🤖 AI Summary
Existing travel planning benchmarks suffer from limited domain coverage and inadequate support for multi-turn interaction, hindering systematic evaluation of agents’ dynamic planning and tool orchestration capabilities. To address this, we introduce TravelBench—the first realistic, multi-turn travel planning benchmark—featuring dynamic preference elicitation, multi-step reasoning, and constrained external tool invocation. We construct three subsets of real-user requests (multi-turn, single-turn, and unsolvable), design a controllable sandbox environment with ten deterministic-output tools, and integrate dialogue state tracking, constraint-aware response generation, and tool-call simulation. Evaluated on real-user data across mainstream LLMs, TravelBench reveals significant bottlenecks in iterative planning, tool coordination, and hard-constraint adaptation. It provides a reproducible, standardized evaluation platform for travel planning agents.
📝 Abstract
Large language model (LLM) agents have demonstrated strong capabilities in planning and tool use. Travel planning provides a natural and high-impact testbed for these capabilities, as it requires multi-step reasoning, iterative preference elicitation through interaction, and calls to external tools under evolving constraints. Prior work has studied LLMs on travel-planning tasks, but existing settings are limited in domain coverage and multi-turn interaction. As a result, they cannot support dynamic user-agent interaction and therefore fail to comprehensively assess agent capabilities.

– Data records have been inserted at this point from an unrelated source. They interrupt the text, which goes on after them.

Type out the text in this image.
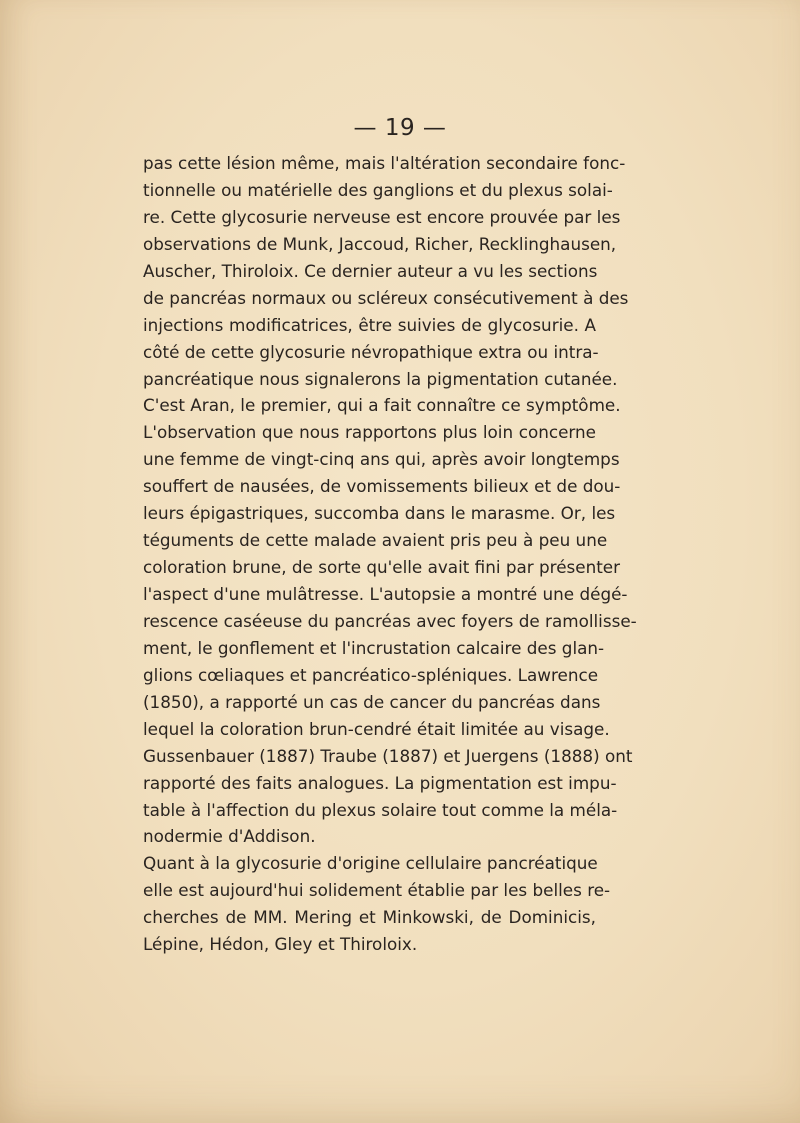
— 19 —
pas cette lésion même, mais l'altération secondaire fonc-
tionnelle ou matérielle des ganglions et du plexus solai-
re. Cette glycosurie nerveuse est encore prouvée par les
observations de Munk, Jaccoud, Richer, Recklinghausen,
Auscher, Thiroloix. Ce dernier auteur a vu les sections
de pancréas normaux ou scléreux consécutivement à des
injections modificatrices, être suivies de glycosurie. A
côté de cette glycosurie névropathique extra ou intra-
pancréatique nous signalerons la pigmentation cutanée.
C'est Aran, le premier, qui a fait connaître ce symptôme.
L'observation que nous rapportons plus loin concerne
une femme de vingt-cinq ans qui, après avoir longtemps
souffert de nausées, de vomissements bilieux et de dou-
leurs épigastriques, succomba dans le marasme. Or, les
téguments de cette malade avaient pris peu à peu une
coloration brune, de sorte qu'elle avait fini par présenter
l'aspect d'une mulâtresse. L'autopsie a montré une dégé-
rescence caséeuse du pancréas avec foyers de ramollisse-
ment, le gonflement et l'incrustation calcaire des glan-
glions cœliaques et pancréatico-spléniques. Lawrence
(1850), a rapporté un cas de cancer du pancréas dans
lequel la coloration brun-cendré était limitée au visage.
Gussenbauer (1887) Traube (1887) et Juergens (1888) ont
rapporté des faits analogues. La pigmentation est impu-
table à l'affection du plexus solaire tout comme la méla-
nodermie d'Addison.
Quant à la glycosurie d'origine cellulaire pancréatique
elle est aujourd'hui solidement établie par les belles re-
cherches de MM. Mering et Minkowski, de Dominicis,
Lépine, Hédon, Gley et Thiroloix.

In this paper, we introduce TravelBench, a real-world travel-planning benchmark featuring multi-turn interaction and tool use. We collect user requests from real-world scenarios and construct three subsets-multi-turn, single-turn, and unsolvable-to evaluate different aspects of agent performance. For stable and reproducible evaluation, we build a controlled sandbox environment with 10 travel-domain tools, providing deterministic tool outputs for reliable reasoning. We evaluate multiple LLMs on TravelBench and conduct an analysis of their behaviors and performance. TravelBench offers a practical and reproducible benchmark for advancing LLM agents in travel planning.